Adèle Van Reeth : Inconsolable

Survit-on à la mort d’un père ? Oui, mais on en reste inconsolable. Le livre d’Adèle Van Reeth, Inconsolable, publié en 2023 aux éditions Gallimard, entre fortement en écho avec la mort de mon propre père, qui comme celui de l’autrice, s’en est allé à cause d’une tumeur du cerveau.
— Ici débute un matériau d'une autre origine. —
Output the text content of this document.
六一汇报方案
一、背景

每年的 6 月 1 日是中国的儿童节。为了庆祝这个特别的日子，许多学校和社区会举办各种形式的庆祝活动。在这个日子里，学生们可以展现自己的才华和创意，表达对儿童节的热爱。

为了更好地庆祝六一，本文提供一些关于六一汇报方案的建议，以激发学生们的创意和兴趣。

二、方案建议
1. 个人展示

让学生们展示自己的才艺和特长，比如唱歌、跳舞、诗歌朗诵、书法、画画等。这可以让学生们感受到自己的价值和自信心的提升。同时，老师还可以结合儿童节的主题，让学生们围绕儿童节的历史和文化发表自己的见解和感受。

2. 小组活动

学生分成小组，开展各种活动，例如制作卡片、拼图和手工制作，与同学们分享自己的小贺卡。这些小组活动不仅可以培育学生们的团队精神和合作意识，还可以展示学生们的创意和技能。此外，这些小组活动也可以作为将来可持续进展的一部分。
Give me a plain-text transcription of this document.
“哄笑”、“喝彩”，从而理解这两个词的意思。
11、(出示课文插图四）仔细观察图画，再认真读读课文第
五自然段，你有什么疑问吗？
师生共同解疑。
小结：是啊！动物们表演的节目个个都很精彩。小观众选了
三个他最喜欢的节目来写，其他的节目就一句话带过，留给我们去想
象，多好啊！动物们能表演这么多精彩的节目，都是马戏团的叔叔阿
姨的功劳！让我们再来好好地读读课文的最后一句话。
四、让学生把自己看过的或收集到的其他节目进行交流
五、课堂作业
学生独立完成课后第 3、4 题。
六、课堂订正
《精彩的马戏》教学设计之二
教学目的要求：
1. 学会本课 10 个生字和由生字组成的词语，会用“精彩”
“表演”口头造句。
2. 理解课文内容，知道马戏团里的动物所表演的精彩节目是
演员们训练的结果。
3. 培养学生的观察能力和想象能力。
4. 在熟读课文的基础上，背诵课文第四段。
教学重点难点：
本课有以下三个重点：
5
Journal du 22 au 31 août 2024

Ce que j’ai lu

Textes d’un temps lointain en une langue oubliée, poésies renaissantes, Maurice Scève, Louise Labé, débat d’amour et de folie, objet de haute vertu, on a quitté ces mondes éthérés pour de plus terre à terre considérations. Puis texte trop proche, L’Inconsolable, Adèle van Reeth, un père meurt à petit feu d’une tumeur au cerveau. Ce n’est pas mon père, c’est le sien, mais mon père, en même temps que le sien, mourait à petit feu (plus rapide que le sien) d’une tumeur au cerveau. Suis-je moi aussi inconsolable ? La vie passe, on renaît de ses cendres, on se jette dans des tourments plus doux, on pétrarquise, on revit. Il reste une voix, qui s’estompe.

Ce que j’ai entendu

À voix nue, j’écoute un homme de parfums alors que je suis encore imprégné de Ryoko Sekiguchi. Il s’appelle Jean-Claude Ellena et invente des senteurs poétiques que je tente d’imaginer en l’écoutant, comme je le tentais en lisant L’Appel des odeurs.  Cela s’appelle Un jardin après la mousson ou La haie fleurie du hameau et ça sent bon, dans l’imagination.

Ce que j’ai vu et entendu

Dans la pénombre de la maison de ville, Jacques a invité quelques amis. Elisa et Soraya, au fond de la salle, donnent le ton, au basson et à la clarinette. Puis on se suspend aux lèvres des deux comédiennes qui lisent les mots de Jacques, des histoires de grande orange, de montagne, de chasse au chamois, d’opéra (la musique est de Jacques mais elle se souvient de Rossini et des quatre-vingts chasseurs que Trolley à l’accordéon jouait du temps où il sortait encore de sa maison) et d’amitié. C’est écrit et c’est dit avec gourmandise (Jacques est un fin gourmet), avec humour et avec sensibilité (Jacques est un chasseur sensible, un sauvage civilisé, un séducteur attachant) et c’est suivi d’un verre qu’on déguste (la veille déjà, Jacques nous en avait raconté de belles).

Ce que j’ai fait

Préparation de la rentrée (ça accapare l’esprit) mais on continue à noter au quotidien des presque-rien, à pianoter des truites trop lentes, à chanter une mélancolique solitude d’été qui s’achève et on se prépare à ouvrir de nouveaux chantiers qui resteront longtemps à l’état de chantiers.